Moving onto JSONBase, the initializer on line 2 takes in the attributes and `json_reference_string`. The first thing we do is verify there is a reference string on line 3, otherwise this class is useless.

Next we set our local keys instance variable to the keys in the reference string on line 4. Yes, the values of those keys are never used. They are there in the child factories for quick copy and pasting from our source JSON data. In this class we throw them out as we are really only concerned with the keys. The attributes in the child factories will set the values.

Since the `json_reference_string` is the source of truth for what is allowed, we verify that no additional keys are defined in the attributes being passed in on lines 5 & 6.

The last thing we do in the initializer is crawl over the keys setting all the attributes on lines 7 - 9. If anything is not in the attributes we default to nil.

Now… I usually avoid meta programming like I avoid technical interviews (the plague… THE PLAGUE!). I am usually the first to say, “there are better ways to do this,” like my teacher Mrs. MacNemare used to do with her finger shaking at me. However there are always exceptions (how perfectly self-serving of me), for instance libraries, which I consider this an extension of FactoryBot.

Anyways... we implement method_missing on line 12, but I don’t want to just let any method calls, I only want to implement getters for the attributes defined in the `json_reference_string`. Using the `respond_to_missing?` method to only allow those keys.

There is a lot going on here, but I put the factory and the JSONBase class in one file so it is self-contained. That way any adjustments can be made here. Also I didn’t want to worry about where to put or how to load the JSONBase class since it is only used for this and should live somewhere in the spec directory.

But, But, OpenStruct

But Kevin… Why didn’t you just use OpenStruct. It could solve all the missing method stuff without having to create your own custom class.

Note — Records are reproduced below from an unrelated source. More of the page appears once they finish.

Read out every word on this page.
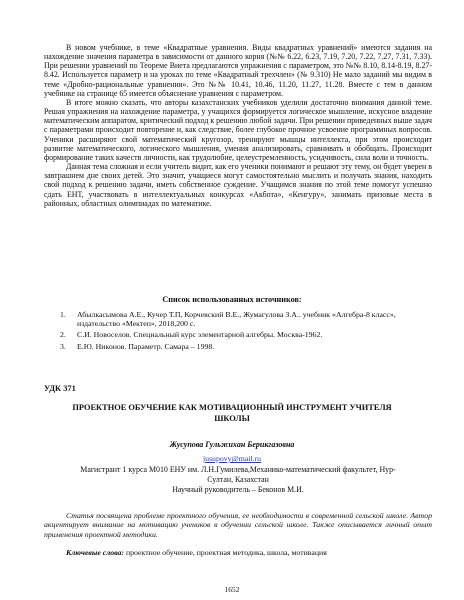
В новом учебнике, в теме «Квадратные уравнения. Виды квадратных уравнений» имеются задания на нахождение значения параметра в зависимости от данного корня (№№ 6.22, 6.23, 7.19, 7.20, 7.22, 7.27, 7.31, 7.33). При решении уравнений по Теореме Виета предлагаются упражнения с параметром, это №№ 8.10, 8.14-8.19, 8.27-8.42. Используется параметр и на уроках по теме «Квадратный трехчлен» (№ 9.310) Не мало заданий мы видим в теме «Дробно-рациональные уравнения». Это №№ 10.41, 10.46, 11.20, 11.27, 11.28. Вместе с тем в данном учебнике на странице 65 имеется объяснение уравнения с параметром.

В итоге можно сказать, что авторы казахстанских учебников уделили достаточно внимания данной теме. Решая упражнения на нахождение параметра, у учащихся формируется логическое мышление, искусное владение математическим аппаратом, критический подход к решению любой задачи. При решении приведенных выше задач с параметрами происходит повторение и, как следствие, более глубокое прочное усвоение программных вопросов. Ученики расширяют свой математический кругозор, тренируют мышцы интеллекта, при этом происходит развитие математического, логического мышления, умения анализировать, сравнивать и обобщать. Происходит формирование таких качеств личности, как трудолюбие, целеустремленность, усидчивость, сила воли и точность.

Данная тема сложная и если учитель видит, как его ученики понимают и решают эту тему, он будет уверен в завтрашнем дне своих детей. Это значит, учащиеся могут самостоятельно мыслить и получать знания, находить свой подход к решению задачи, иметь собственное суждение. Учащимся знания по этой теме помогут успешно сдать ЕНТ, участвовать в интеллектуальных конкурсах «Акбота», «Кенгуру», занимать призовые места в районных, областных олимпиадах по математике.

Список использованных источников:

1. Абылкасымова А.Е., Кучер Т.П, Корчевский В.Е., Жумагулова З.А.. учебник «Алгебра-8 класс», издательство «Мектеп», 2018,200 с.
2. С.И. Новоселов. Специальный курс элементарной алгебры. Москва-1962.
3. Е.Ю. Никонов. Параметр. Самара – 1998.
УДК 371

ПРОЕКТНОЕ ОБУЧЕНИЕ КАК МОТИВАЦИОННЫЙ ИНСТРУМЕНТ УЧИТЕЛЯ
ШКОЛЫ

Жусупова Гульжихан Берикгазовна
jusupovy@mail.ru

Магистрант 1 курса М010 ЕНУ им. Л.Н.Гумилева,Механико-математический факультет, Нур-
Султан, Казахстан
Научный руководитель – Беконов М.И.

Статья посвящена проблеме проектного обучения, ее необходимости в современной сельской школе. Автор акцентирует внимание на мотивацию учеников в обучении сельской школе. Также описывается личный опыт применения проектной методики.

Ключевые слова: проектное обучение, проектная методика, школа, мотивация

1652
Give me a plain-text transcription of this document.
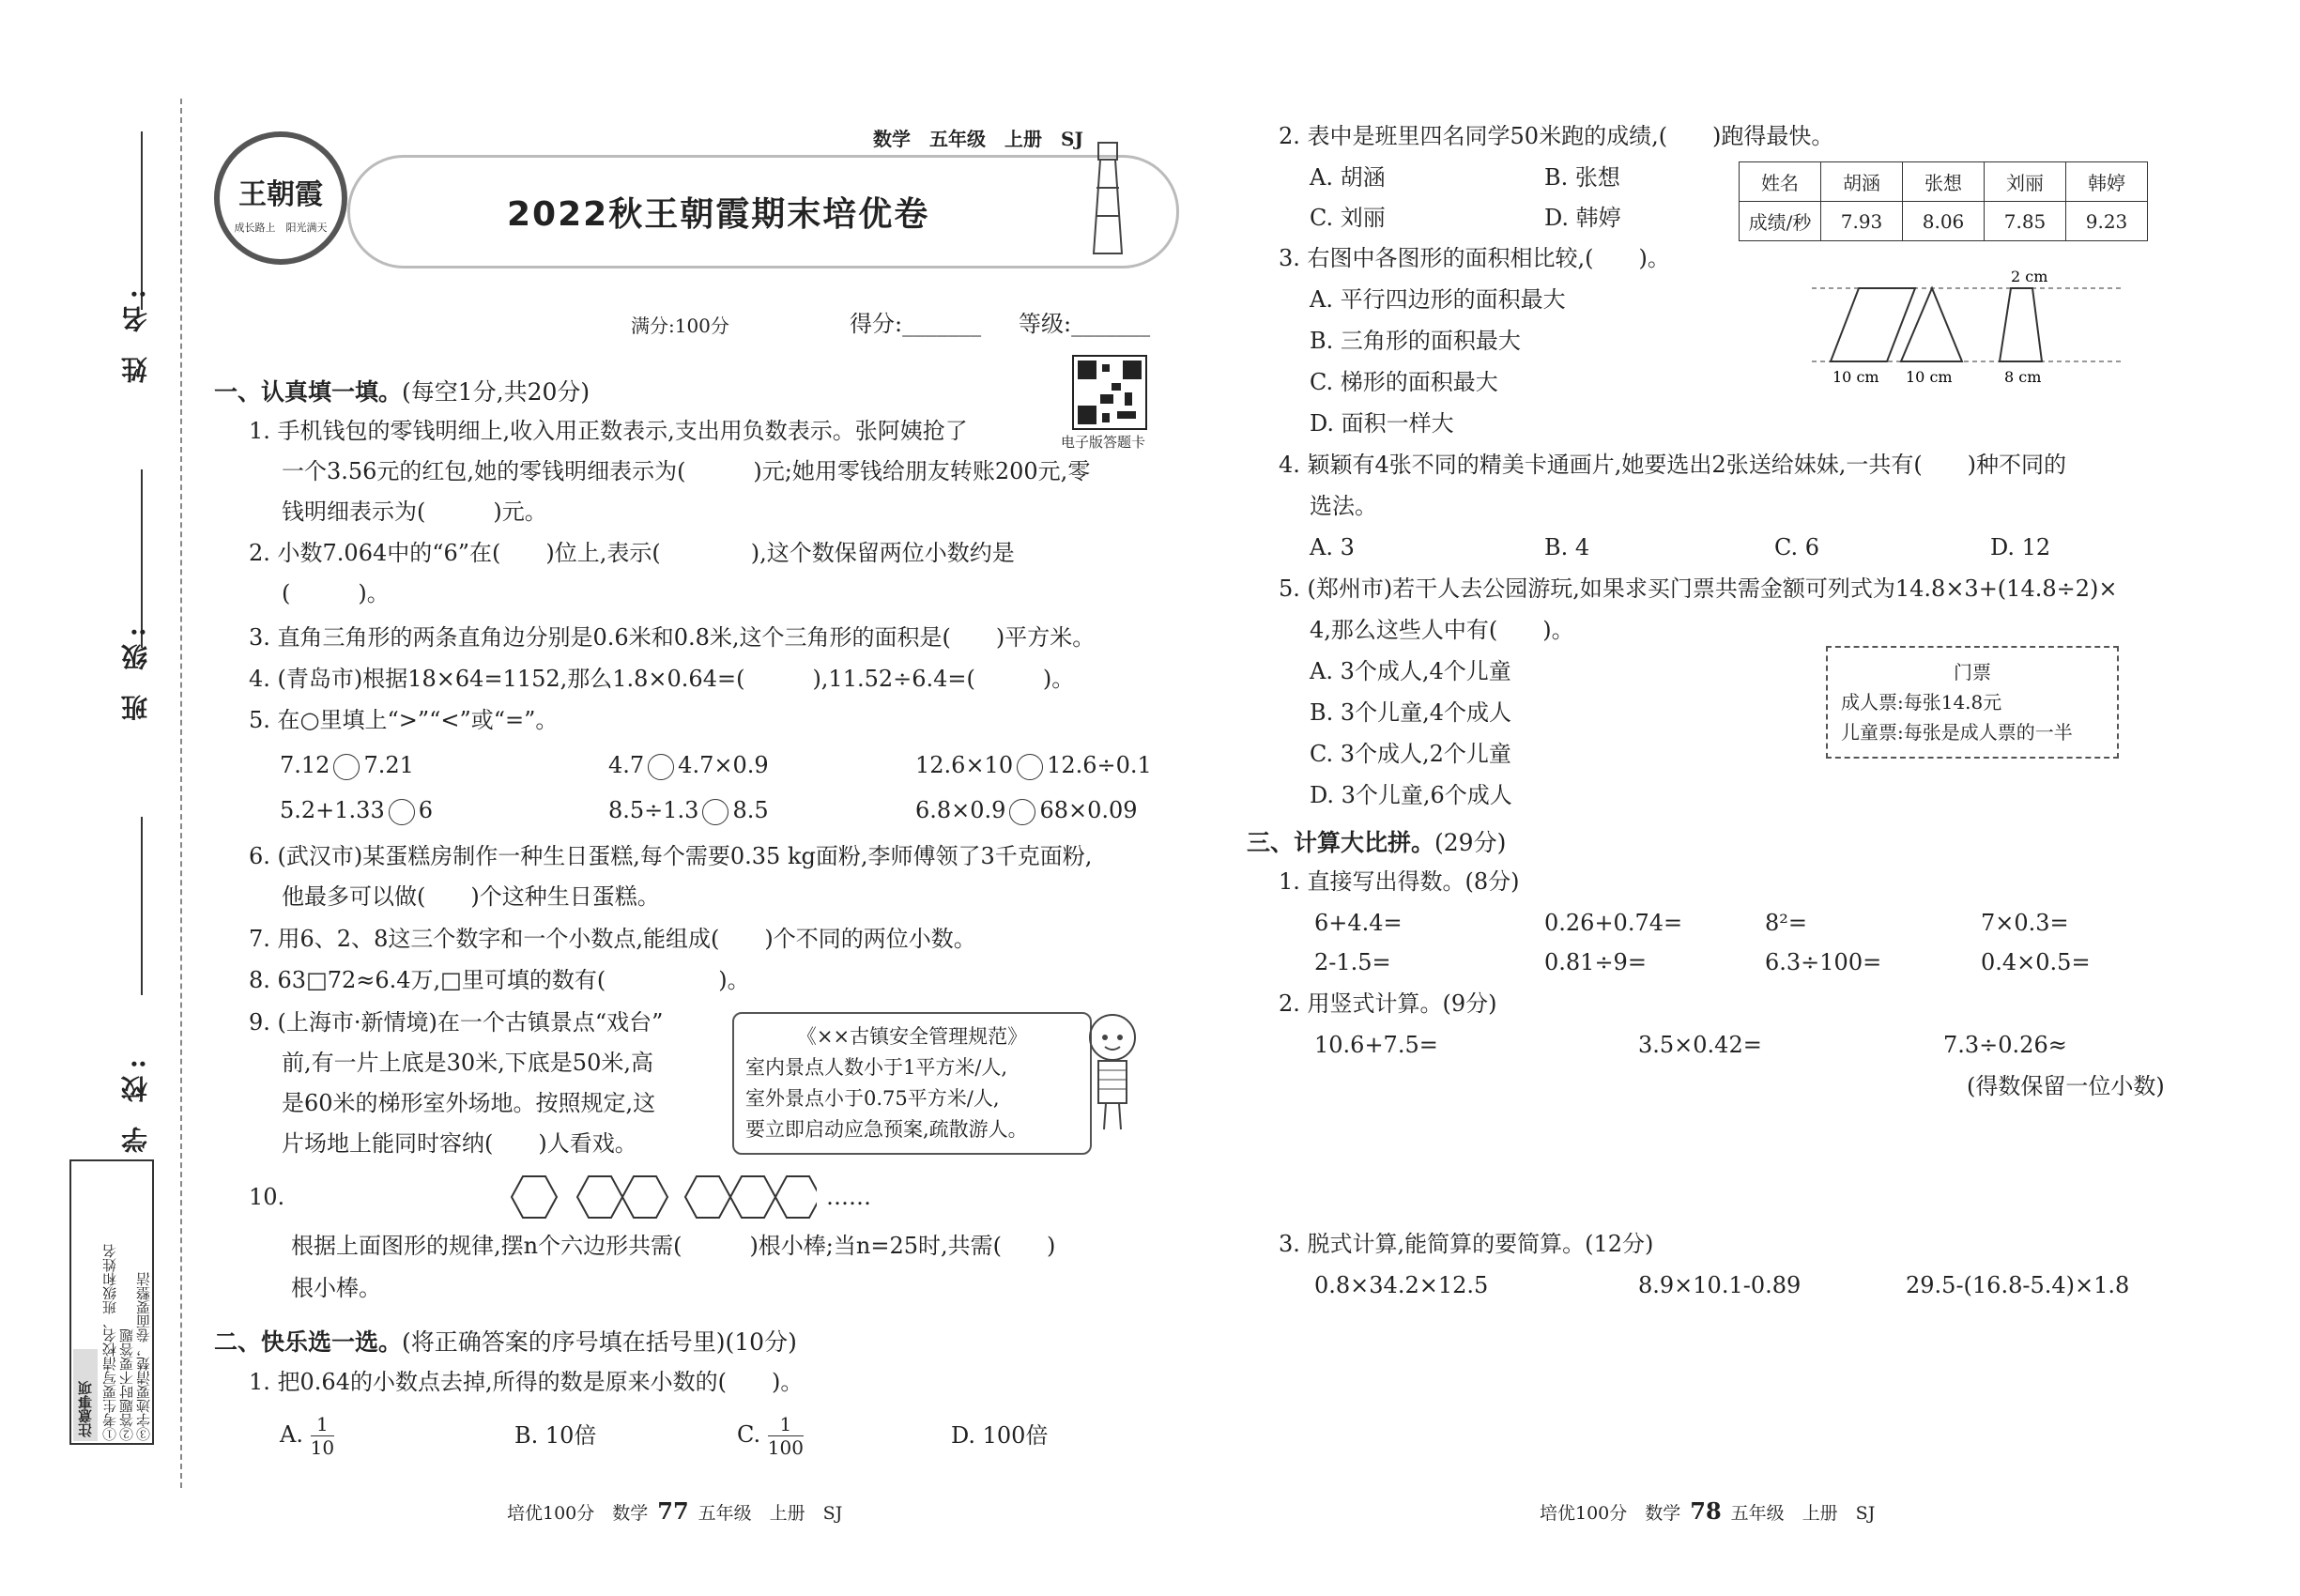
姓 名:
班 级:
学 校:
注意事项 ①考生要写清校名、班级和姓名 ②答题时不要答题 ③字迹要清楚，卷面要整洁
王朝霞
成长路上　阳光满天
数学　五年级　上册　SJ
2022秋王朝霞期末培优卷
满分:100分	得分:_______ 等级:_______
电子版答题卡
一、认真填一填。(每空1分,共20分)
1. 手机钱包的零钱明细上,收入用正数表示,支出用负数表示。张阿姨抢了
一个3.56元的红包,她的零钱明细表示为(　　　)元;她用零钱给朋友转账200元,零
钱明细表示为(　　　)元。
2. 小数7.064中的“6”在(　　)位上,表示(　　　　),这个数保留两位小数约是
(　　　)。
3. 直角三角形的两条直角边分别是0.6米和0.8米,这个三角形的面积是(　　)平方米。
4. (青岛市)根据18×64=1152,那么1.8×0.64=(　　　),11.52÷6.4=(　　　)。
5. 在○里填上“>”“<”或“=”。
7.12 7.21	4.7 4.7×0.9	12.6×10 12.6÷0.1
5.2+1.33 6	8.5÷1.3 8.5	6.8×0.9 68×0.09
6. (武汉市)某蛋糕房制作一种生日蛋糕,每个需要0.35 kg面粉,李师傅领了3千克面粉,
他最多可以做(　　)个这种生日蛋糕。
7. 用6、2、8这三个数字和一个小数点,能组成(　　)个不同的两位小数。
8. 63□72≈6.4万,□里可填的数有(　　　　　)。
9. (上海市·新情境)在一个古镇景点“戏台”
前,有一片上底是30米,下底是50米,高
是60米的梯形室外场地。按照规定,这
片场地上能同时容纳(　　)人看戏。
《××古镇安全管理规范》
室内景点人数小于1平方米/人,
室外景点小于0.75平方米/人,
要立即启动应急预案,疏散游人。
10.	……
根据上面图形的规律,摆n个六边形共需(　　　)根小棒;当n=25时,共需(　　)
根小棒。
二、快乐选一选。(将正确答案的序号填在括号里)(10分)
1. 把0.64的小数点去掉,所得的数是原来小数的(　　)。
A. $\frac{1}{10}$	B. 10倍	C. $\frac{1}{100}$	D. 100倍
2. 表中是班里四名同学50米跑的成绩,(　　)跑得最快。
A. 胡涵	B. 张想
C. 刘丽	D. 韩婷
姓名	胡涵	张想	刘丽	韩婷
成绩/秒	7.93	8.06	7.85	9.23
3. 右图中各图形的面积相比较,(　　)。
A. 平行四边形的面积最大
B. 三角形的面积最大
C. 梯形的面积最大
D. 面积一样大
2 cm
10 cm 10 cm	8 cm
4. 颖颖有4张不同的精美卡通画片,她要选出2张送给妹妹,一共有(　　)种不同的
选法。
A. 3	B. 4	C. 6	D. 12
5. (郑州市)若干人去公园游玩,如果求买门票共需金额可列式为14.8×3+(14.8÷2)×
4,那么这些人中有(　　)。
A. 3个成人,4个儿童
B. 3个儿童,4个成人
C. 3个成人,2个儿童
D. 3个儿童,6个成人
门票
成人票:每张14.8元
儿童票:每张是成人票的一半
三、计算大比拼。(29分)
1. 直接写出得数。(8分)
6+4.4=	0.26+0.74=	8²=	7×0.3=
2-1.5=	0.81÷9=	6.3÷100=	0.4×0.5=
2. 用竖式计算。(9分)
10.6+7.5=	3.5×0.42=	7.3÷0.26≈
(得数保留一位小数)
3. 脱式计算,能简算的要简算。(12分)
0.8×34.2×12.5	8.9×10.1-0.89	29.5-(16.8-5.4)×1.8
培优100分　数学 77 五年级　上册　SJ	培优100分　数学 78 五年级　上册　SJ
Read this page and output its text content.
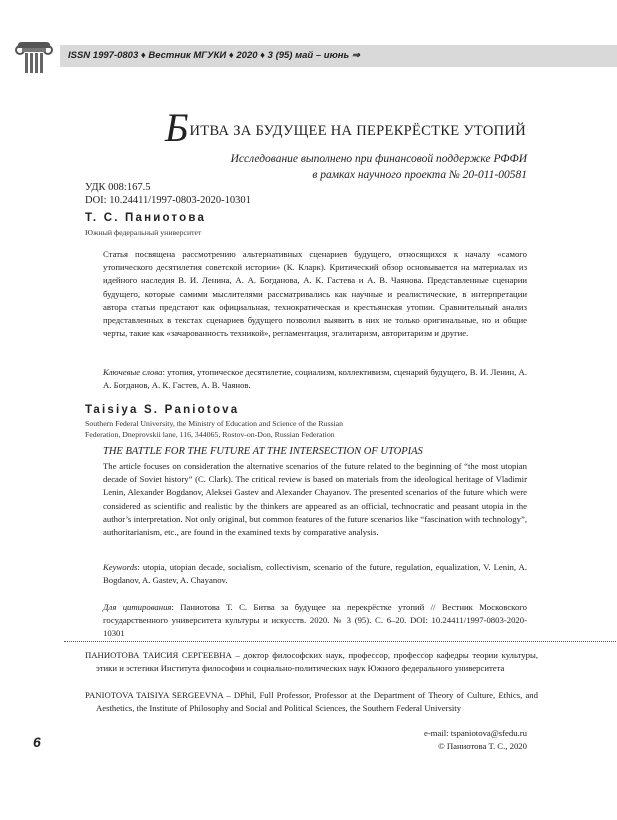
ISSN 1997-0803 ♦ Вестник МГУКИ ♦ 2020 ♦ 3 (95) май – июнь ⇒
БИТВА ЗА БУДУЩЕЕ НА ПЕРЕКРЁСТКЕ УТОПИЙ
Исследование выполнено при финансовой поддержке РФФИ
в рамках научного проекта № 20-011-00581
УДК 008:167.5
DOI: 10.24411/1997-0803-2020-10301
Т. С. Паниотова
Южный федеральный университет
Статья посвящена рассмотрению альтернативных сценариев будущего, относящихся к началу «самого утопического десятилетия советской истории» (К. Кларк). Критический обзор основывается на материалах из идейного наследия В. И. Ленина, А. А. Богданова, А. К. Гастева и А. В. Чаянова. Представленные сценарии будущего, которые самими мыслителями рассматривались как научные и реалистические, в интерпретации автора статьи предстают как официальная, технократическая и крестьянская утопии. Сравнительный анализ представленных в текстах сценариев будущего позволил выявить в них не только оригинальные, но и общие черты, такие как «зачарованность техникой», регламентация, эгалитаризм, авторитаризм и другие.
Ключевые слова: утопия, утопическое десятилетие, социализм, коллективизм, сценарий будущего, В. И. Ленин, А. А. Богданов, А. К. Гастев, А. В. Чаянов.
Taisiya S. Paniotova
Southern Federal University, the Ministry of Education and Science of the Russian
Federation, Dneprovskii lane, 116, 344065, Rostov-on-Don, Russian Federation
THE BATTLE FOR THE FUTURE AT THE INTERSECTION OF UTOPIAS
The article focuses on consideration the alternative scenarios of the future related to the beginning of “the most utopian decade of Soviet history” (C. Clark). The critical review is based on materials from the ideological heritage of Vladimir Lenin, Alexander Bogdanov, Aleksei Gastev and Alexander Chayanov. The presented scenarios of the future which were considered as scientific and realistic by the thinkers are appeared as an official, technocratic and peasant utopia in the author’s interpretation. Not only original, but common features of the future scenarios like “fascination with technology”, authoritarianism, etc., are found in the examined texts by comparative analysis.
Keywords: utopia, utopian decade, socialism, collectivism, scenario of the future, regulation, equalization, V. Lenin, A. Bogdanov, A. Gastev, A. Chayanov.
Для цитирования: Паниотова Т. С. Битва за будущее на перекрёстке утопий // Вестник Московского государственного университета культуры и искусств. 2020. № 3 (95). С. 6–20. DOI: 10.24411/1997-0803-2020-10301
ПАНИОТОВА ТАИСИЯ СЕРГЕЕВНА – доктор философских наук, профессор, профессор кафедры теории культуры, этики и эстетики Института философии и социально-политических наук Южного федерального университета
PANIOTOVA TAISIYA SERGEEVNA – DPhil, Full Professor, Professor at the Department of Theory of Culture, Ethics, and Aesthetics, the Institute of Philosophy and Social and Political Sciences, the Southern Federal University
e-mail: tspaniotova@sfedu.ru
© Паниотова Т. С., 2020
6
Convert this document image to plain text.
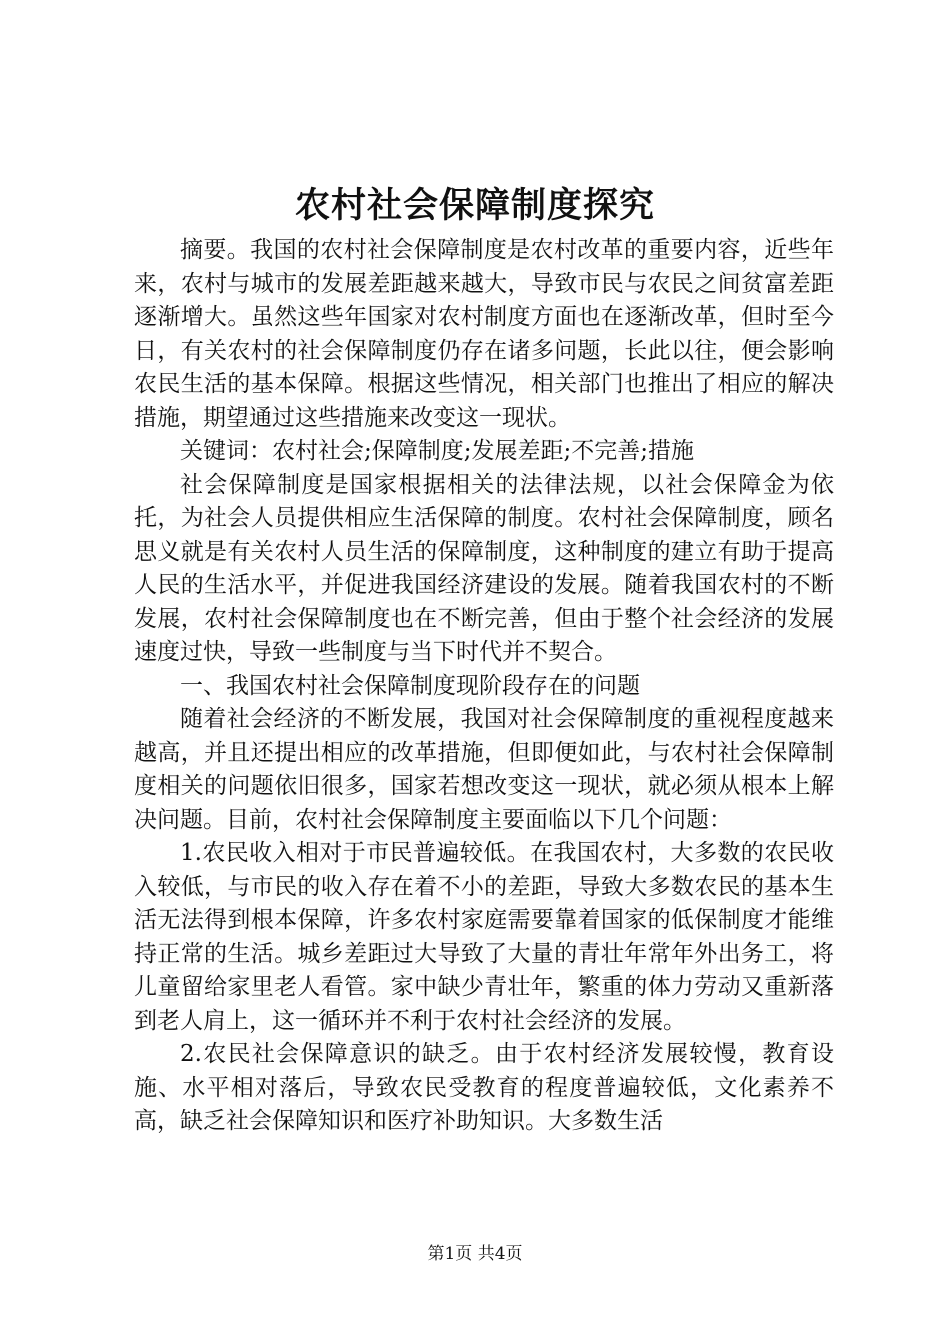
农村社会保障制度探究

摘要。我国的农村社会保障制度是农村改革的重要内容，近些年来，农村与城市的发展差距越来越大，导致市民与农民之间贫富差距逐渐增大。虽然这些年国家对农村制度方面也在逐渐改革，但时至今日，有关农村的社会保障制度仍存在诸多问题，长此以往，便会影响农民生活的基本保障。根据这些情况，相关部门也推出了相应的解决措施，期望通过这些措施来改变这一现状。

关键词：农村社会;保障制度;发展差距;不完善;措施

社会保障制度是国家根据相关的法律法规，以社会保障金为依托，为社会人员提供相应生活保障的制度。农村社会保障制度，顾名思义就是有关农村人员生活的保障制度，这种制度的建立有助于提高人民的生活水平，并促进我国经济建设的发展。随着我国农村的不断发展，农村社会保障制度也在不断完善，但由于整个社会经济的发展速度过快，导致一些制度与当下时代并不契合。

一、我国农村社会保障制度现阶段存在的问题

随着社会经济的不断发展，我国对社会保障制度的重视程度越来越高，并且还提出相应的改革措施，但即便如此，与农村社会保障制度相关的问题依旧很多，国家若想改变这一现状，就必须从根本上解决问题。目前，农村社会保障制度主要面临以下几个问题：

1.农民收入相对于市民普遍较低。在我国农村，大多数的农民收入较低，与市民的收入存在着不小的差距，导致大多数农民的基本生活无法得到根本保障，许多农村家庭需要靠着国家的低保制度才能维持正常的生活。城乡差距过大导致了大量的青壮年常年外出务工，将儿童留给家里老人看管。家中缺少青壮年，繁重的体力劳动又重新落到老人肩上，这一循环并不利于农村社会经济的发展。

2.农民社会保障意识的缺乏。由于农村经济发展较慢，教育设施、水平相对落后，导致农民受教育的程度普遍较低，文化素养不高，缺乏社会保障知识和医疗补助知识。大多数生活

第1页 共4页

And since we are using OpenStruct to convert the JSON into a usable object in our production code, that would make sense. But a great darkness lies down that path.

OpenStruct won’t tell me if I do something wrong. If I add a variable to the attributes of a factory that doesn’t belong, OpenStruct will be like, “yup, I like that”.

Second, and far worse, OpenStruct will respond to anything. So if I typed user.supercalifragilisticexpialidocious it would be like “yup, that is nil”. While this may not seem like a big deal, if someone mis-types `emails` for `email` and it only ever returns nil, that is a bigger deal.


Enhance

On top of what you see above I have added the following features which you can find in the example repo. This includes things like additional allowed attributes for duck typing. How to handle factory testing with `FactoryBot.lint`. Allowing both object and hash access to attributes. Lastly camel and snake casing for the `json_reference_string`.

It would be nice to use the GraphQL interface to establish the available params so everything is automatically kept up to date. I would need to make something that is specific to that particular interface then. But something to possibly explore in the future.


Conclusion

This is one solution to build test data using a familiar system like FactoryBot while there are no backing classes/models for the data structure. It requires some setup, but the pay-off is a more flexible system that can grow as the involved applications change over time. Hopefully it is straightforward enough that it is easily accessible for all to adopt.